Senin, 12 Januari 2009

Perkembangan Pemikiran Hukum Adat sebagai Pembentuk Hukum Nasional

Pembentukan hukum dimulai pada masa kolonial, pada masa ini keinginan untuk menjadikan hukum adat sebagai konsep hukum nasional sangat kuat. Hal ini disebabkan oleh penderitaan akibat penjajahan Belanda yang menimbulkan rasa nasionalisme di masyarakat.

Setelah Indonesia merdeka, keberadaan hukum adat masih dipertanyakan terutama berkisar, “mampukah hukum adat itu untuk membawa bangsa kearah kemajuan”. Mengenai hal ini ada pendapat yang saling bertentangan.
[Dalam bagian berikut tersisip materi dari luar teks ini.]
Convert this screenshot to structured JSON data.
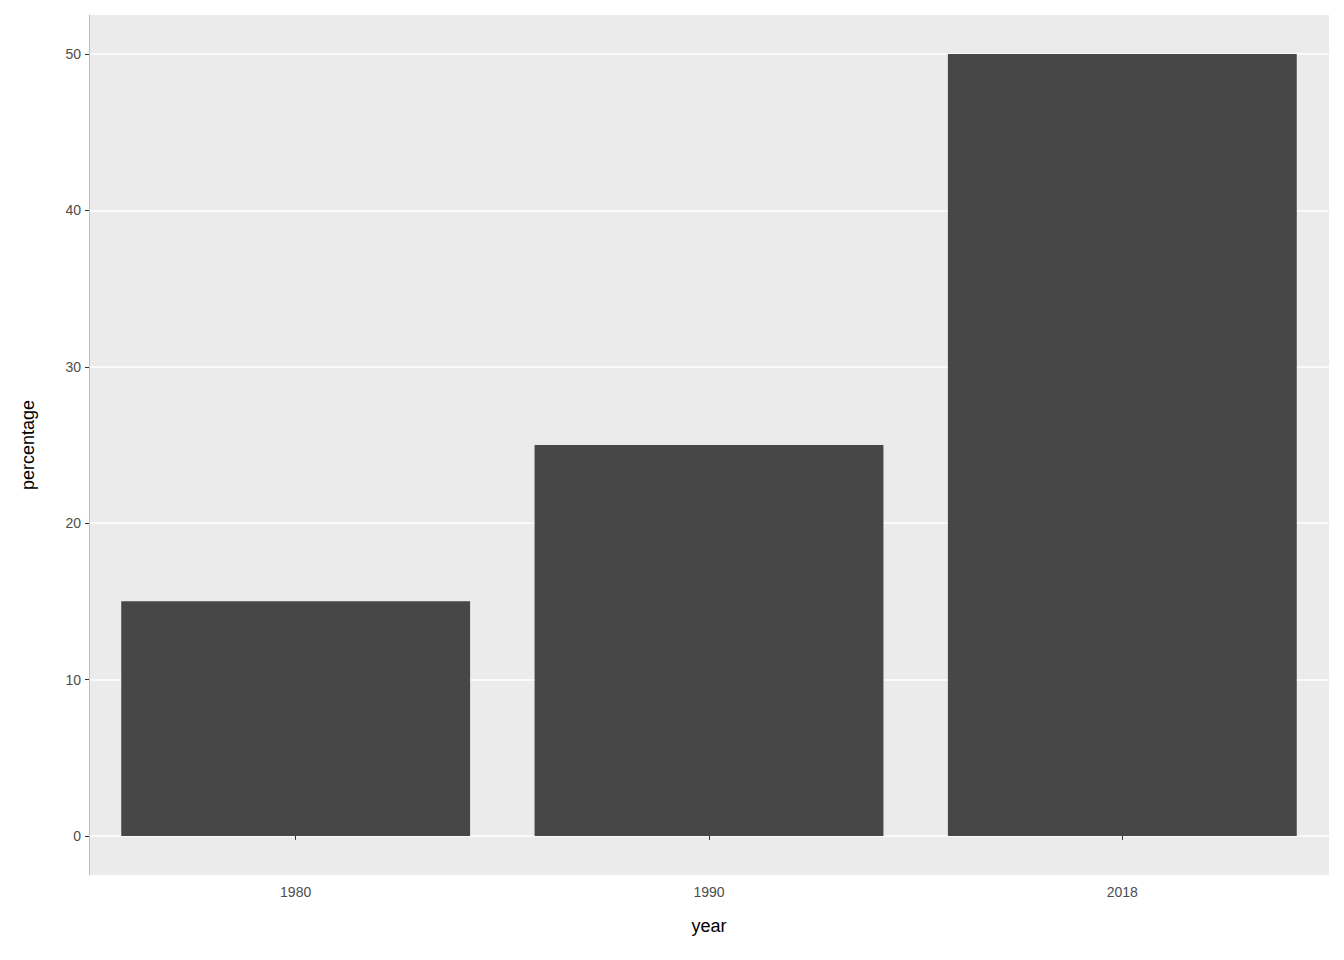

Apakah yang harus kita utamakan untuk bangsa ini, apakah kita mengutamakan kemajuan bidang ekonomi atau mengutamakan rasa kebanggaan terhadap rasa nasionalisame. Jika yang diutamakan adalah pembangunan bidang ekonomi, maka hukum adat tidak tepat untuk dijadikan dasar dalam pembentukan hukum nasional. Tetapi apabila yang diprioritaskan adalah menumbuhkan rasa kebanggaan sebagai suatu bangsa yang berdaulat, maka hukum adat itulah yang harus dijadikan sumber hukum nasional.

Dalam pandangan hukum murni memang relevan untuk dijadikan dasar dalam pembentukan bangsa, tetapi khusus pada penduduk pribumi atau desa. Sedangkan pada masyarakat moderen, hukum adat tidak tepat untuk dijadikan dasar berpijak, sebab hukum adat sulit untuk bisa menerima kemajuan-kemajuan disamping sulit untuk diterima oleh dunia internasional, karena hukum yang digunakan oleh dunia internasional adalah hukum yang berasal dari barat.
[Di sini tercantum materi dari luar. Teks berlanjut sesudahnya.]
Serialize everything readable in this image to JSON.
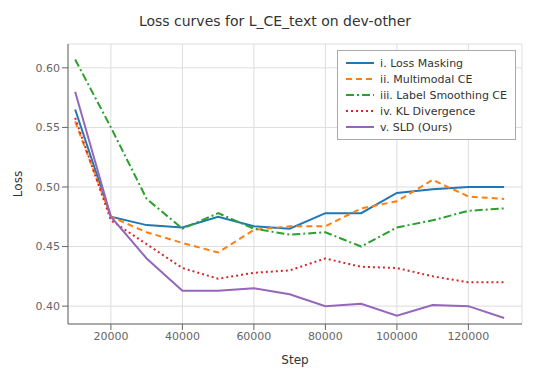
{
  "chart_data": {
    "type": "line",
    "title": "Loss curves for L_CE_text on dev-other",
    "x_label": "Step",
    "y_label": "Loss",
    "x": [
      10000,
      20000,
      30000,
      40000,
      50000,
      60000,
      70000,
      80000,
      90000,
      100000,
      110000,
      120000,
      130000
    ],
    "series": [
      {
        "name": "i. Loss Masking",
        "color": "#1f77b4",
        "line_style": "solid",
        "values": [
          0.565,
          0.475,
          0.468,
          0.466,
          0.475,
          0.467,
          0.465,
          0.478,
          0.478,
          0.495,
          0.498,
          0.5,
          0.5
        ]
      },
      {
        "name": "ii. Multimodal CE",
        "color": "#ff7f0e",
        "line_style": "dashed",
        "values": [
          0.555,
          0.475,
          0.462,
          0.453,
          0.445,
          0.464,
          0.467,
          0.467,
          0.482,
          0.488,
          0.506,
          0.492,
          0.49
        ]
      },
      {
        "name": "iii. Label Smoothing CE",
        "color": "#2ca02c",
        "line_style": "dashdot",
        "values": [
          0.607,
          0.55,
          0.49,
          0.465,
          0.478,
          0.465,
          0.46,
          0.462,
          0.45,
          0.466,
          0.472,
          0.48,
          0.482
        ]
      },
      {
        "name": "iv. KL Divergence",
        "color": "#d62728",
        "line_style": "dotted",
        "values": [
          0.558,
          0.472,
          0.452,
          0.432,
          0.423,
          0.428,
          0.43,
          0.44,
          0.433,
          0.432,
          0.425,
          0.42,
          0.42
        ]
      },
      {
        "name": "v. SLD (Ours)",
        "color": "#9467bd",
        "line_style": "solid",
        "values": [
          0.58,
          0.475,
          0.44,
          0.413,
          0.413,
          0.415,
          0.41,
          0.4,
          0.402,
          0.392,
          0.401,
          0.4,
          0.39
        ]
      }
    ],
    "xlim": [
      8000,
      135000
    ],
    "xticks": [
      20000,
      40000,
      60000,
      80000,
      100000,
      120000
    ],
    "ylim": [
      0.385,
      0.62
    ],
    "yticks": [
      {
        "value": 0.4,
        "label": "0.40"
      },
      {
        "value": 0.45,
        "label": "0.45"
      },
      {
        "value": 0.5,
        "label": "0.50"
      },
      {
        "value": 0.55,
        "label": "0.55"
      },
      {
        "value": 0.6,
        "label": "0.60"
      }
    ],
    "grid": true,
    "legend": "upper right"
  }
}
Dalam pandangan pukum modern, untuk pembangunan nasional, memang hukum itu harus berorientasi kepada kepentingan bangsa, namun hukum yang dicita – citakan itu haruslah setara dengan hukum bangsa lain. Pengalaman bahwa dalam hubungan hukum dengan dunia luar, tetap digunakan hukum barat.

Perkembangan Di Era 1959 – 1966, ersoalan yang dihadapi tetap sama yaitu persoalan dalam menentukan hukum apa yang akan digunakan dalam rangka pembentukan hukum nasional. Ada peristiwa yang relevan untuk dikaji dalam rangka pembentukan hukum dikade tersebut. Salah satu peristiwa tersebut adalah pembebasan Irian Barat yang berpengaruh dalam menumbuhkan rasa nasionalisme. Hal ini juga berimbas terhadap hukum, ada rasa kebencian terhadap sesuatu yang bersumber dari barat termasuk hukumnya, sehingga issu hukum adat tetap kuat untuk dijadikan dasar dalam pembentukan hukum nasional. Keadaan ini ditambah pula dengan pernyataan Sukarno tanggal 5 Juli 1956 yang menyatakan “Revolusi Belum Selesai”.
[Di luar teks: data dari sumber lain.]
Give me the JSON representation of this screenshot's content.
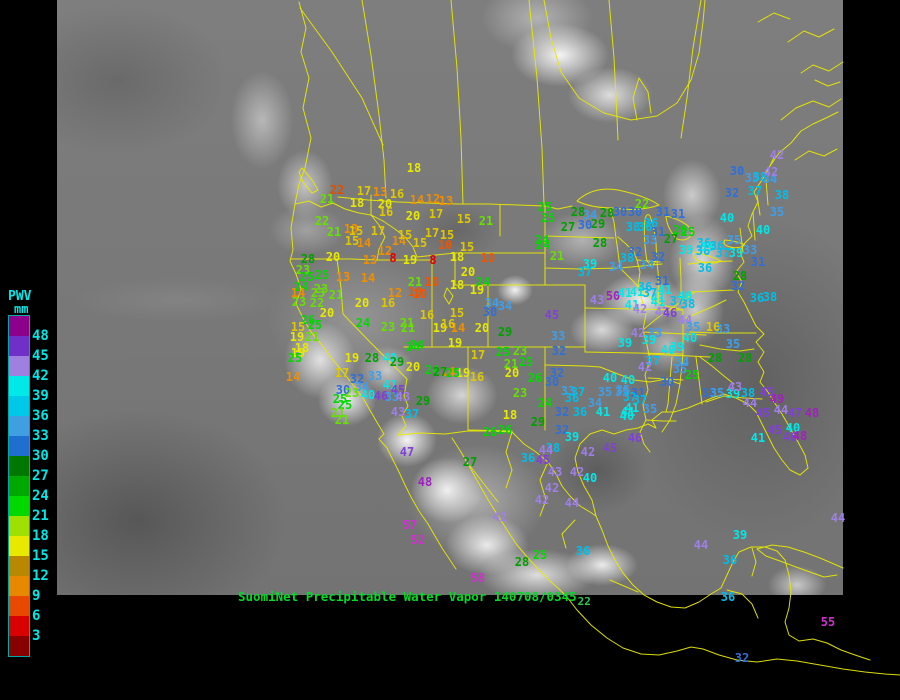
{
  "caption": {
    "text": "SuomiNet Precipitable Water Vapor 140708/0345",
    "suffix": "22"
  },
  "legend": {
    "title": "PWV",
    "units": "mm",
    "labels": [
      48,
      45,
      42,
      39,
      36,
      33,
      30,
      27,
      24,
      21,
      18,
      15,
      12,
      9,
      6,
      3
    ],
    "swatches": [
      "#8c008c",
      "#7030c8",
      "#9f7fe0",
      "#00e8e8",
      "#00c8e8",
      "#3f9fe0",
      "#1f6fd0",
      "#007800",
      "#00a800",
      "#00d800",
      "#9fe000",
      "#e8e800",
      "#b88800",
      "#e88800",
      "#e84800",
      "#d80000",
      "#880000"
    ],
    "text_color": "#00e8e8"
  },
  "color_bins": [
    {
      "min": 51,
      "color": "#d030d0"
    },
    {
      "min": 48,
      "color": "#a020c0"
    },
    {
      "min": 45,
      "color": "#8040d8"
    },
    {
      "min": 42,
      "color": "#9f7fe8"
    },
    {
      "min": 39,
      "color": "#00e8e8"
    },
    {
      "min": 36,
      "color": "#00bfe8"
    },
    {
      "min": 33,
      "color": "#3f9fe8"
    },
    {
      "min": 30,
      "color": "#2f6fd8"
    },
    {
      "min": 27,
      "color": "#00a000"
    },
    {
      "min": 24,
      "color": "#00d800"
    },
    {
      "min": 21,
      "color": "#66e000"
    },
    {
      "min": 18,
      "color": "#e8e800"
    },
    {
      "min": 15,
      "color": "#e0c800"
    },
    {
      "min": 12,
      "color": "#ef8f00"
    },
    {
      "min": 9,
      "color": "#ef5500"
    },
    {
      "min": 6,
      "color": "#e00000"
    },
    {
      "min": 0,
      "color": "#a00000"
    }
  ],
  "stations": [
    [
      18,
      414,
      168
    ],
    [
      22,
      337,
      190,
      "#e05000"
    ],
    [
      17,
      364,
      191
    ],
    [
      13,
      380,
      192
    ],
    [
      16,
      397,
      194
    ],
    [
      21,
      327,
      199
    ],
    [
      18,
      357,
      203
    ],
    [
      20,
      385,
      204
    ],
    [
      14,
      417,
      200
    ],
    [
      12,
      433,
      199
    ],
    [
      13,
      446,
      201
    ],
    [
      16,
      386,
      212
    ],
    [
      20,
      413,
      216
    ],
    [
      17,
      436,
      214
    ],
    [
      15,
      464,
      219
    ],
    [
      21,
      486,
      221
    ],
    [
      22,
      322,
      221
    ],
    [
      21,
      334,
      232
    ],
    [
      13,
      351,
      229
    ],
    [
      15,
      356,
      231
    ],
    [
      17,
      378,
      231
    ],
    [
      15,
      352,
      241
    ],
    [
      14,
      364,
      243
    ],
    [
      14,
      399,
      241
    ],
    [
      12,
      385,
      251
    ],
    [
      13,
      370,
      260
    ],
    [
      8,
      393,
      258
    ],
    [
      20,
      333,
      257
    ],
    [
      28,
      308,
      259
    ],
    [
      23,
      303,
      270
    ],
    [
      25,
      307,
      277
    ],
    [
      25,
      322,
      275
    ],
    [
      13,
      343,
      277
    ],
    [
      14,
      368,
      278
    ],
    [
      24,
      301,
      287
    ],
    [
      23,
      321,
      289
    ],
    [
      15,
      405,
      235
    ],
    [
      17,
      432,
      233
    ],
    [
      15,
      447,
      235
    ],
    [
      15,
      420,
      243
    ],
    [
      10,
      445,
      245
    ],
    [
      15,
      467,
      247
    ],
    [
      19,
      410,
      260
    ],
    [
      8,
      433,
      260
    ],
    [
      18,
      457,
      257
    ],
    [
      10,
      488,
      258
    ],
    [
      20,
      468,
      272
    ],
    [
      21,
      415,
      282
    ],
    [
      10,
      432,
      282
    ],
    [
      18,
      457,
      285
    ],
    [
      24,
      483,
      282
    ],
    [
      10,
      415,
      292
    ],
    [
      19,
      477,
      290
    ],
    [
      34,
      492,
      303
    ],
    [
      34,
      505,
      306
    ],
    [
      30,
      490,
      312
    ],
    [
      16,
      427,
      315
    ],
    [
      15,
      457,
      313
    ],
    [
      21,
      407,
      323
    ],
    [
      19,
      440,
      328
    ],
    [
      14,
      458,
      328
    ],
    [
      20,
      482,
      328
    ],
    [
      29,
      505,
      332
    ],
    [
      24,
      413,
      347
    ],
    [
      19,
      455,
      343
    ],
    [
      17,
      478,
      355
    ],
    [
      25,
      503,
      352
    ],
    [
      23,
      520,
      351
    ],
    [
      21,
      511,
      364
    ],
    [
      25,
      526,
      362
    ],
    [
      20,
      512,
      373
    ],
    [
      14,
      448,
      372
    ],
    [
      19,
      463,
      373
    ],
    [
      16,
      477,
      377
    ],
    [
      45,
      552,
      315
    ],
    [
      33,
      558,
      336
    ],
    [
      32,
      559,
      351
    ],
    [
      24,
      543,
      245
    ],
    [
      21,
      557,
      256
    ],
    [
      14,
      298,
      293
    ],
    [
      23,
      318,
      293
    ],
    [
      21,
      336,
      295
    ],
    [
      23,
      299,
      302
    ],
    [
      22,
      317,
      303
    ],
    [
      20,
      362,
      303
    ],
    [
      16,
      388,
      303
    ],
    [
      12,
      395,
      293
    ],
    [
      10,
      420,
      294
    ],
    [
      20,
      327,
      313
    ],
    [
      26,
      308,
      320
    ],
    [
      15,
      298,
      327
    ],
    [
      25,
      315,
      325
    ],
    [
      24,
      363,
      323
    ],
    [
      23,
      388,
      327
    ],
    [
      21,
      408,
      328
    ],
    [
      16,
      448,
      324
    ],
    [
      19,
      297,
      337
    ],
    [
      21,
      312,
      337
    ],
    [
      18,
      302,
      348
    ],
    [
      19,
      298,
      353
    ],
    [
      24,
      417,
      345
    ],
    [
      25,
      295,
      358
    ],
    [
      19,
      352,
      358
    ],
    [
      28,
      372,
      358
    ],
    [
      40,
      390,
      358
    ],
    [
      14,
      293,
      377
    ],
    [
      17,
      342,
      373
    ],
    [
      32,
      357,
      379
    ],
    [
      33,
      375,
      376
    ],
    [
      34,
      362,
      387
    ],
    [
      30,
      343,
      390
    ],
    [
      23,
      352,
      393
    ],
    [
      25,
      340,
      399
    ],
    [
      40,
      368,
      395
    ],
    [
      46,
      381,
      396
    ],
    [
      33,
      392,
      397
    ],
    [
      29,
      397,
      362
    ],
    [
      20,
      413,
      367
    ],
    [
      24,
      432,
      370
    ],
    [
      27,
      440,
      372
    ],
    [
      25,
      453,
      373
    ],
    [
      41,
      390,
      385
    ],
    [
      45,
      398,
      390
    ],
    [
      43,
      403,
      397
    ],
    [
      29,
      423,
      401
    ],
    [
      43,
      398,
      412
    ],
    [
      37,
      412,
      414
    ],
    [
      25,
      345,
      405
    ],
    [
      21,
      338,
      413
    ],
    [
      21,
      342,
      420
    ],
    [
      25,
      545,
      207
    ],
    [
      25,
      548,
      218
    ],
    [
      28,
      578,
      212
    ],
    [
      34,
      590,
      215
    ],
    [
      27,
      568,
      227
    ],
    [
      30,
      585,
      225
    ],
    [
      29,
      598,
      224
    ],
    [
      24,
      542,
      240
    ],
    [
      28,
      600,
      243
    ],
    [
      28,
      607,
      213
    ],
    [
      30,
      620,
      212
    ],
    [
      30,
      635,
      212
    ],
    [
      22,
      642,
      204
    ],
    [
      31,
      663,
      212
    ],
    [
      38,
      633,
      227
    ],
    [
      36,
      645,
      227
    ],
    [
      31,
      658,
      232
    ],
    [
      33,
      650,
      240
    ],
    [
      32,
      635,
      252
    ],
    [
      38,
      627,
      258
    ],
    [
      27,
      671,
      239
    ],
    [
      32,
      658,
      257
    ],
    [
      36,
      651,
      223
    ],
    [
      31,
      678,
      214
    ],
    [
      26,
      680,
      230
    ],
    [
      25,
      688,
      232
    ],
    [
      39,
      686,
      250
    ],
    [
      36,
      704,
      243
    ],
    [
      36,
      703,
      251
    ],
    [
      39,
      590,
      264
    ],
    [
      37,
      585,
      272
    ],
    [
      34,
      616,
      267
    ],
    [
      34,
      647,
      265
    ],
    [
      36,
      645,
      287
    ],
    [
      31,
      662,
      281
    ],
    [
      41,
      665,
      290
    ],
    [
      41,
      658,
      298
    ],
    [
      43,
      597,
      300
    ],
    [
      50,
      613,
      296
    ],
    [
      41,
      632,
      305
    ],
    [
      42,
      640,
      309
    ],
    [
      42,
      777,
      155
    ],
    [
      30,
      737,
      171
    ],
    [
      35,
      752,
      178
    ],
    [
      38,
      760,
      177
    ],
    [
      34,
      770,
      179
    ],
    [
      42,
      771,
      172
    ],
    [
      32,
      732,
      193
    ],
    [
      37,
      755,
      191
    ],
    [
      38,
      782,
      195
    ],
    [
      35,
      777,
      212
    ],
    [
      40,
      727,
      218
    ],
    [
      40,
      763,
      230
    ],
    [
      39,
      707,
      247
    ],
    [
      36,
      717,
      246
    ],
    [
      37,
      723,
      253
    ],
    [
      35,
      734,
      240
    ],
    [
      39,
      736,
      253
    ],
    [
      33,
      750,
      250
    ],
    [
      31,
      758,
      262
    ],
    [
      36,
      705,
      268
    ],
    [
      28,
      740,
      276
    ],
    [
      32,
      738,
      286
    ],
    [
      36,
      757,
      298
    ],
    [
      38,
      770,
      297
    ],
    [
      41,
      625,
      293
    ],
    [
      41,
      637,
      292
    ],
    [
      37,
      650,
      293
    ],
    [
      41,
      658,
      302
    ],
    [
      43,
      662,
      312
    ],
    [
      46,
      670,
      313
    ],
    [
      37,
      677,
      301
    ],
    [
      38,
      688,
      304
    ],
    [
      40,
      685,
      296
    ],
    [
      44,
      685,
      320
    ],
    [
      35,
      693,
      327
    ],
    [
      40,
      690,
      338
    ],
    [
      33,
      655,
      333
    ],
    [
      39,
      649,
      340
    ],
    [
      39,
      625,
      343
    ],
    [
      42,
      638,
      333
    ],
    [
      40,
      668,
      350
    ],
    [
      39,
      677,
      347
    ],
    [
      16,
      713,
      327
    ],
    [
      33,
      723,
      329
    ],
    [
      35,
      733,
      344
    ],
    [
      28,
      715,
      358
    ],
    [
      28,
      745,
      358
    ],
    [
      37,
      653,
      361
    ],
    [
      42,
      645,
      367
    ],
    [
      34,
      682,
      362
    ],
    [
      35,
      680,
      369
    ],
    [
      25,
      692,
      375
    ],
    [
      30,
      667,
      382
    ],
    [
      35,
      623,
      390
    ],
    [
      37,
      630,
      397
    ],
    [
      41,
      632,
      408
    ],
    [
      40,
      627,
      416
    ],
    [
      35,
      650,
      409
    ],
    [
      32,
      708,
      393
    ],
    [
      35,
      717,
      393
    ],
    [
      39,
      733,
      394
    ],
    [
      43,
      735,
      387
    ],
    [
      38,
      748,
      393
    ],
    [
      44,
      750,
      403
    ],
    [
      45,
      767,
      392
    ],
    [
      49,
      777,
      399
    ],
    [
      45,
      763,
      413
    ],
    [
      44,
      781,
      410
    ],
    [
      47,
      795,
      413
    ],
    [
      48,
      812,
      413
    ],
    [
      45,
      775,
      430
    ],
    [
      40,
      793,
      428
    ],
    [
      46,
      790,
      437
    ],
    [
      48,
      800,
      436
    ],
    [
      41,
      758,
      438
    ],
    [
      44,
      838,
      518
    ],
    [
      39,
      740,
      535
    ],
    [
      36,
      730,
      560
    ],
    [
      44,
      701,
      545
    ],
    [
      26,
      535,
      378
    ],
    [
      32,
      557,
      373
    ],
    [
      30,
      552,
      382
    ],
    [
      23,
      520,
      393
    ],
    [
      40,
      610,
      378
    ],
    [
      40,
      628,
      380
    ],
    [
      33,
      568,
      391
    ],
    [
      37,
      578,
      392
    ],
    [
      36,
      572,
      398
    ],
    [
      34,
      595,
      403
    ],
    [
      35,
      605,
      392
    ],
    [
      35,
      622,
      392
    ],
    [
      31,
      638,
      393
    ],
    [
      37,
      640,
      400
    ],
    [
      24,
      545,
      403
    ],
    [
      32,
      562,
      412
    ],
    [
      36,
      580,
      412
    ],
    [
      41,
      603,
      412
    ],
    [
      41,
      628,
      412
    ],
    [
      18,
      510,
      415
    ],
    [
      29,
      538,
      422
    ],
    [
      32,
      562,
      430
    ],
    [
      39,
      572,
      437
    ],
    [
      26,
      490,
      432
    ],
    [
      46,
      635,
      438
    ],
    [
      38,
      553,
      448
    ],
    [
      36,
      528,
      458
    ],
    [
      45,
      543,
      460
    ],
    [
      42,
      588,
      452
    ],
    [
      45,
      610,
      448
    ],
    [
      43,
      555,
      472
    ],
    [
      42,
      577,
      472
    ],
    [
      40,
      590,
      478
    ],
    [
      42,
      552,
      488
    ],
    [
      44,
      572,
      503
    ],
    [
      42,
      542,
      500
    ],
    [
      47,
      407,
      452
    ],
    [
      48,
      425,
      482
    ],
    [
      57,
      410,
      525
    ],
    [
      52,
      418,
      540
    ],
    [
      27,
      470,
      462
    ],
    [
      26,
      505,
      430
    ],
    [
      44,
      546,
      450
    ],
    [
      28,
      522,
      562
    ],
    [
      25,
      540,
      555
    ],
    [
      36,
      583,
      551
    ],
    [
      42,
      500,
      517
    ],
    [
      58,
      478,
      578
    ],
    [
      36,
      728,
      597
    ],
    [
      55,
      828,
      622
    ],
    [
      32,
      742,
      658
    ]
  ]
}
Pada awal tahun 1960, pemerintah mengeluarkan kebijakan-kebijakan yang berkenaan dengan hukum adat, yaitu :

1. Pemerintah pada waktu itu mengeluarkan Tap MPR No II/1960 yang menyatakan “Hukum adatlah yang dijadikan landasan atau dasar pembentukan hukum nasional”.

2. Dikeluarkan pula UU No 5 Tahun 1960 tentang Peraturan dasar Pokok-pokok agraria. Perhatikan Pasal 5 yang berbunyi :

“ Hukum agraria yang berlaku atas bumi, air dan ruang angkasa ialah hukum adat, sepanjang tidak bertentangan dengan kepentingan nasional dan Negara, yang berdasarkan atas persatuan bangsa, dengan sosialisme Indonesia serta dengan peraturan-peraturan yang tercantum dalam Undang-undang ini dan dengan peraturan perundangan lainnya, segala sesuatu dengan mengindahkan unsur-unsur yang bersandar pada hukum agama”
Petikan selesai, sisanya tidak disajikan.